ANDOVER — While families throughout town may plans for beaches or ski trips this April school vacation, 10 high school students have a unique destination in mind: China.
The students will represent Andover, the Merrimack Valley and the United States when they spend a week at the Hengshui (pronounced heng-shway) School in China’s Hebei (pronounced her-bay) province from April 13 to 21, the week reserved for spring break.
Most of the students are enrolled in the high school’s Chinese language program, led by teacher Mei Lynn. A few others joined the trip after hearing about the opportunity among high school chatter, they said.
Ali Hale, one of the students going on the trip, said she has been studying Chinese for five years and is eager to put it to use.
“I just want to go out there to see and learn about the culture,” she said. “Learning Chinese is one thing in a classroom, but going over there is a completely different thing. There is nothing like going and getting hands-on and seeing it for yourself.”
The students also have a chance to build relationships that span the globe.
Michael Hanscom, one of three students on the trip who isn’t enrolled in the high school’s Chinese program, said he is going because “this is one of those things where, if I don’t do it now, I will never get to do it.
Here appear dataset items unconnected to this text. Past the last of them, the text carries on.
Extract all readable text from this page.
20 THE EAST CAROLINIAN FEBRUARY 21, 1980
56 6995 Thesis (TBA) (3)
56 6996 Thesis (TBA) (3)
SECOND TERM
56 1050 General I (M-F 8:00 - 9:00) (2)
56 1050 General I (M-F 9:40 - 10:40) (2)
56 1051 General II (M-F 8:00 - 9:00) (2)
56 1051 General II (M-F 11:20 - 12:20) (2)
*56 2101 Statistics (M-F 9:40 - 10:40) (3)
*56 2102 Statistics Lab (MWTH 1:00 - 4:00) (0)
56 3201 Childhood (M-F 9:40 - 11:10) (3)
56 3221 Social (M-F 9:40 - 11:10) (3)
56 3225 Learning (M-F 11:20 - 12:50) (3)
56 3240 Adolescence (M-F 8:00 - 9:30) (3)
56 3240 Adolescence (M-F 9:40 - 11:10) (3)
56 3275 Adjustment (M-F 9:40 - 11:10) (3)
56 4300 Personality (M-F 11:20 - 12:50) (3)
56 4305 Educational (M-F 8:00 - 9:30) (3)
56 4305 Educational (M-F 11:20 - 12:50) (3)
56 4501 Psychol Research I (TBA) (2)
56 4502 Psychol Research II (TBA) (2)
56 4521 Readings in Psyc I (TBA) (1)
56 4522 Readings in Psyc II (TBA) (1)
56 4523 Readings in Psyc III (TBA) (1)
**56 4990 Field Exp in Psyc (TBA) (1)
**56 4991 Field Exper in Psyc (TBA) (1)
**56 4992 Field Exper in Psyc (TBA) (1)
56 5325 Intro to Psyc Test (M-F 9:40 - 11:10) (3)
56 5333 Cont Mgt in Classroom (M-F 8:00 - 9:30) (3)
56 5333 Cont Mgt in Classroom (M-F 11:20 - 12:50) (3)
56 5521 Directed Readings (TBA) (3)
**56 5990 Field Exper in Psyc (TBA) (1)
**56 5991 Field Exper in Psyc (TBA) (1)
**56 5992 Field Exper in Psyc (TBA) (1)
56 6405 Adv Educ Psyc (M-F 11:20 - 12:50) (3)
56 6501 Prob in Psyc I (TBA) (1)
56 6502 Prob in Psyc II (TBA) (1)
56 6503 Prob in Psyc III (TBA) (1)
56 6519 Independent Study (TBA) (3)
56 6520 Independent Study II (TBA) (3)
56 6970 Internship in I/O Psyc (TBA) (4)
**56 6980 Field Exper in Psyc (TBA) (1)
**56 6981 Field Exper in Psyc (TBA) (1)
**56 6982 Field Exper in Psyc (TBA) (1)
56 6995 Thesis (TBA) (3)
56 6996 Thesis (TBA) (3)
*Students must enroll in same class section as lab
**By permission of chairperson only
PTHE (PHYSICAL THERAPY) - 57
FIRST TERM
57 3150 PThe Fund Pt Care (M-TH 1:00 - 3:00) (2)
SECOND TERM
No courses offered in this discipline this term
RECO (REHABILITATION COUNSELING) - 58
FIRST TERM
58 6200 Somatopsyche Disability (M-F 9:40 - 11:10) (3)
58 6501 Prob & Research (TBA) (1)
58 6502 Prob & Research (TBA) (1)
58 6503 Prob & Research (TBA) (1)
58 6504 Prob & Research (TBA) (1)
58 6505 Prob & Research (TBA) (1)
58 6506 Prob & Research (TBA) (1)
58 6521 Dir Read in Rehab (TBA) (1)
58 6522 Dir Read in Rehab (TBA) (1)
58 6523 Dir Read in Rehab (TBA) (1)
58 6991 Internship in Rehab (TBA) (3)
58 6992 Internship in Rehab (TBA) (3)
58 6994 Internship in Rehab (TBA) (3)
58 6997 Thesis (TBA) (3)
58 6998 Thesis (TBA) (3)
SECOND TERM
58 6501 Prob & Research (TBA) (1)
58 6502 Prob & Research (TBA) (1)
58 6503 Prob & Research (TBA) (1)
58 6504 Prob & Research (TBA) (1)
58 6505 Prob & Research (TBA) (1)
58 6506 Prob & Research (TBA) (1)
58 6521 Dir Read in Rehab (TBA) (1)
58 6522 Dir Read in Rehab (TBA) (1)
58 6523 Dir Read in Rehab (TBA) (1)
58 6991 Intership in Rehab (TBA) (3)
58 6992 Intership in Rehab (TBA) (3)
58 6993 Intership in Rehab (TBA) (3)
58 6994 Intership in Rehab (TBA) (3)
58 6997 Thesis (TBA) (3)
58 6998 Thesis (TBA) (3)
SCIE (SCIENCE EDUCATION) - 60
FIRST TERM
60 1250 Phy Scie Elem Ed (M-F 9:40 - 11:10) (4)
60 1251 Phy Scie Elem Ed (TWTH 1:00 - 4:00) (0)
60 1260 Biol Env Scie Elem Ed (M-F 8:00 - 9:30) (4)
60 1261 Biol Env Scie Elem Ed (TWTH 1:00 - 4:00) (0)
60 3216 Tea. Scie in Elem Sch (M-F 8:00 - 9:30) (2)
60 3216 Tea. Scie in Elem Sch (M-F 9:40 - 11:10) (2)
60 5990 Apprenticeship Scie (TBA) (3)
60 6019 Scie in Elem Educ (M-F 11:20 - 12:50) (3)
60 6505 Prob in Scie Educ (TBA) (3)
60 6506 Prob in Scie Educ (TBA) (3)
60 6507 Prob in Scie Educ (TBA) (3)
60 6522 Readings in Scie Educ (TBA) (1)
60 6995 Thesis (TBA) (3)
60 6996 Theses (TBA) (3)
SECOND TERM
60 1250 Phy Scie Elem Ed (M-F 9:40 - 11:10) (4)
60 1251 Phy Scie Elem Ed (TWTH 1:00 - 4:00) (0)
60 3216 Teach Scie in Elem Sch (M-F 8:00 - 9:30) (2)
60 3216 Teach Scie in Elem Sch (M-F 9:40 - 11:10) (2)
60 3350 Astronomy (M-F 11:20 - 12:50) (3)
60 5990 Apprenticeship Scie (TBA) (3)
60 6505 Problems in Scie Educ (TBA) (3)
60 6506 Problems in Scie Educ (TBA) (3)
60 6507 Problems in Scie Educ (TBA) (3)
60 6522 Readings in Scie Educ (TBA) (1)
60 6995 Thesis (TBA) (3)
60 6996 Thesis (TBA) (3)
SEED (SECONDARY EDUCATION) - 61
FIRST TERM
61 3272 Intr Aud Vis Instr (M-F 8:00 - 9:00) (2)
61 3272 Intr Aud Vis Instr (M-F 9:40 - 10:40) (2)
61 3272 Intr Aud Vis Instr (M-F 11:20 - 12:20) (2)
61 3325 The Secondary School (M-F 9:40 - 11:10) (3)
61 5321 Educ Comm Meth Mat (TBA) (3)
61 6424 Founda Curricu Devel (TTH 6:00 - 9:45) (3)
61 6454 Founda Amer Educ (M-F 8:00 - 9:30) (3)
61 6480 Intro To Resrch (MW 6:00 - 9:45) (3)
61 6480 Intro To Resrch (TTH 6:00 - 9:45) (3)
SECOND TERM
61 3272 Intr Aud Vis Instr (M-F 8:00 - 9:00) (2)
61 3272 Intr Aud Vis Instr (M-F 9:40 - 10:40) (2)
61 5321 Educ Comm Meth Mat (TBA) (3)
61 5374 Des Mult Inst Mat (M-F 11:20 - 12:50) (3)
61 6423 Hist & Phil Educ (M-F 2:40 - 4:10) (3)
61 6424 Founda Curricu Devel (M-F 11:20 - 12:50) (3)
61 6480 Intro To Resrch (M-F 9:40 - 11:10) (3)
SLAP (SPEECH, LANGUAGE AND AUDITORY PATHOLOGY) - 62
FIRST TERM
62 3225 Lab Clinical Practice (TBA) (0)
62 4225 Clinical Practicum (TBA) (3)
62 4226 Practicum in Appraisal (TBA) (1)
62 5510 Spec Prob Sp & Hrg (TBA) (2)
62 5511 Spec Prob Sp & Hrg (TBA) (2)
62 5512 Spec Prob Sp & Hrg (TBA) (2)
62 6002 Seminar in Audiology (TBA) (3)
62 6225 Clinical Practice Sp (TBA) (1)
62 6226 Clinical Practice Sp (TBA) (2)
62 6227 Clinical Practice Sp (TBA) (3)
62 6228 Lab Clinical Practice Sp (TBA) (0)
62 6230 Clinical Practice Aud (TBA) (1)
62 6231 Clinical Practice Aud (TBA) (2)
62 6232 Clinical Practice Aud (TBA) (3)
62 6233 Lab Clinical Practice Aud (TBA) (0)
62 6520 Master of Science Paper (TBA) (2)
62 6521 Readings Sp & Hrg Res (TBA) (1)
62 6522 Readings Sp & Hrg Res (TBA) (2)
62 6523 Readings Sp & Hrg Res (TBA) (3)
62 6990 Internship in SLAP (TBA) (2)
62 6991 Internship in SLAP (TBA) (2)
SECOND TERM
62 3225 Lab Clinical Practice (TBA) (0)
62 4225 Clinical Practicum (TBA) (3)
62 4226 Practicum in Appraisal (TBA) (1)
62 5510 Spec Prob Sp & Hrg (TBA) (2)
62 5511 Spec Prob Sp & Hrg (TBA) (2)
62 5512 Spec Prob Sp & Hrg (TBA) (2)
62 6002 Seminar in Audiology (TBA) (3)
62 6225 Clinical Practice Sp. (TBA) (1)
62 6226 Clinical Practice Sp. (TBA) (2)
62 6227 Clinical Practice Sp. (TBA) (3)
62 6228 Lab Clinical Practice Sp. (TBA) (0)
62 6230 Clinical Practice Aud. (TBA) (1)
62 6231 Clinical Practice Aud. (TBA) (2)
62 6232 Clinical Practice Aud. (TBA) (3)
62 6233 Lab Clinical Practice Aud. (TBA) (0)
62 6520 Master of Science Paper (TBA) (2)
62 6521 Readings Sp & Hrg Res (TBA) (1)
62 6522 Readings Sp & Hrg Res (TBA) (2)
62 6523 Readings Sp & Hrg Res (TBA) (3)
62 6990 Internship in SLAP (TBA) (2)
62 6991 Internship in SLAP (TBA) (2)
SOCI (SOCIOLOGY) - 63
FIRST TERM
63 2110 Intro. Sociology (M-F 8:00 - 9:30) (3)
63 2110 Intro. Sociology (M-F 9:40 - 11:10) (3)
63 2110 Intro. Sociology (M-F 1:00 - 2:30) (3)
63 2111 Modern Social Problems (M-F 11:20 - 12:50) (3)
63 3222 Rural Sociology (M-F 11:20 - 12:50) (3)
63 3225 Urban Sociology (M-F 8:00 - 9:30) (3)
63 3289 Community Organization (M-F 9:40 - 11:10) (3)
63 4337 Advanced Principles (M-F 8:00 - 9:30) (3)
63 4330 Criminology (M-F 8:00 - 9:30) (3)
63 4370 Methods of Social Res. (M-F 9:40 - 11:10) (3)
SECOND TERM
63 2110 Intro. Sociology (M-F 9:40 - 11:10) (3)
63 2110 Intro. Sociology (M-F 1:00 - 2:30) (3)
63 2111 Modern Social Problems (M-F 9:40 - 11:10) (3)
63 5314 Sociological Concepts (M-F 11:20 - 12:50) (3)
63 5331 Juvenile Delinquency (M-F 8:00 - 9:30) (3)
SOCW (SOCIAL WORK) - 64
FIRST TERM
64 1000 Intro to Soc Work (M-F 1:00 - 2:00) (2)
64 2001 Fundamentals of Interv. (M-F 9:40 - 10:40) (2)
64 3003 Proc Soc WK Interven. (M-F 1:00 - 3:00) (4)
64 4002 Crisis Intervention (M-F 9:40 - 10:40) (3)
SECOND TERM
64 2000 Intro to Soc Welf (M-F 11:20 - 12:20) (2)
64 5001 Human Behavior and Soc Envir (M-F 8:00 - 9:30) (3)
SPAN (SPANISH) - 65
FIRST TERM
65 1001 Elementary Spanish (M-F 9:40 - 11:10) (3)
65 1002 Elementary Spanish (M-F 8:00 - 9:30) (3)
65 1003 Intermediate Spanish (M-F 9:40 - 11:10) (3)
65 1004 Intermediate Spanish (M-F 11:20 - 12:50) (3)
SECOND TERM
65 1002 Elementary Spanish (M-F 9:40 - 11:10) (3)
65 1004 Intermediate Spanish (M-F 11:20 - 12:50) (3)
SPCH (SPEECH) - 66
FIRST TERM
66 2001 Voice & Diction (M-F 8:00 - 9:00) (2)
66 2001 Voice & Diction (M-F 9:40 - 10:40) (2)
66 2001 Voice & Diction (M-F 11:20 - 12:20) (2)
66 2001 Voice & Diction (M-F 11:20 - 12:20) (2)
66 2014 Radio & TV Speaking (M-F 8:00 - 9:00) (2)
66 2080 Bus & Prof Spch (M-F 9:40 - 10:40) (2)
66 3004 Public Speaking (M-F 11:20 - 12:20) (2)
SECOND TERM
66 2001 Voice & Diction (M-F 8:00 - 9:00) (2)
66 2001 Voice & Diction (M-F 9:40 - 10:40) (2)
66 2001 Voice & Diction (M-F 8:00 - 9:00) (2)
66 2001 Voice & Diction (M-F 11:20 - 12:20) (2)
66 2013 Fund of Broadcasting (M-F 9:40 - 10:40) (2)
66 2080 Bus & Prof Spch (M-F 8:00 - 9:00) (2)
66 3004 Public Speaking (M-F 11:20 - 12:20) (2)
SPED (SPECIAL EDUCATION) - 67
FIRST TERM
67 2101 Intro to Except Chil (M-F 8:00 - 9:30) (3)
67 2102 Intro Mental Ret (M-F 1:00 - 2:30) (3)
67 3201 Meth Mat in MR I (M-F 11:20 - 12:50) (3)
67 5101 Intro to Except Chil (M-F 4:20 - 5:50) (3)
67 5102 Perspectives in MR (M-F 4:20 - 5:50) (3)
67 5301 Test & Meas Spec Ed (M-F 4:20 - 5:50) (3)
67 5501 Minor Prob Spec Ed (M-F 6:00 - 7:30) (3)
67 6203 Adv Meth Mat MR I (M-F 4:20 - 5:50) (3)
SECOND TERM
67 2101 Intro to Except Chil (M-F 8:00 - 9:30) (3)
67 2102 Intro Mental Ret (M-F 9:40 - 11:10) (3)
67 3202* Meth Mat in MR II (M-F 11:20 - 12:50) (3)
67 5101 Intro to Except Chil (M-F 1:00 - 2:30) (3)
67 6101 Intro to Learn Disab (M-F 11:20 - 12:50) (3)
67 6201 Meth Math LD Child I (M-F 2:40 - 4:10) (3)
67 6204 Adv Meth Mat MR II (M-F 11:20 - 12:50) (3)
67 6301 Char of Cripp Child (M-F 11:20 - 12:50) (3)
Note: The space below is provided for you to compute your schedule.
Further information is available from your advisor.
If you have an opportunity to experience a culture so different than your own, you should do it.”
Hugh Smith, another student on the trip, said he’s going with the group to expose himself to new ways of thinking.
“I’ve never taken Chinese, but once I heard about this opportunity, I wanted to go just to learn about the education system,” he said.
Students have also made other plans for outside the classroom while in China. They’ll travel to major landmarks like the Great Wall of China and the Forbidden City in Beijing, and they’re slated to perform American music in a musical festival taking place at the school, they said.
“We have a city theme within our performance, traveling through America with our songs,” student Devika Ranjan said. “We’re kind of showing them America through its arts. With art, you don’t need language to communicate.”
At a basic level, students attending “can practice the language,” Lynn said.
But she and other officials feel there is much more to gain by living inside the culture for a week.
“You can never know how much it will impact their awareness, the opportunity to have a different perspective, to build a greater understanding, greater tolerance of others,” Superintendent Marinel McGrath said.
Jorge Allen, the district’s world language program adviser, said the students will be “able to make that connection from the classroom to the country.”
“The school becomes a gateway to the world,” he said.
Costs are covered mainly through a grant from the Asia Society’s Confucius Classrooms Network. With the grant, the trip was only $2,200 per student, paid for by their families. Lodging, meals and other costs picked up when in China are covered by the hosting school, Andover High Principal Chris Lord said.
The school is looking to build a relationship with the Hengshui School, allowing local students to stay there and, in return, inviting students from Hebei to come live with volunteering Andover families in June.
Those on the trip will leave America on Saturday, April 13 and travel over the North Pole to get to China, Lord said. They’ll leave China Sunday, April 21, but by crossing the dateline on the way back, they’ll land back in the States earlier than when they departed.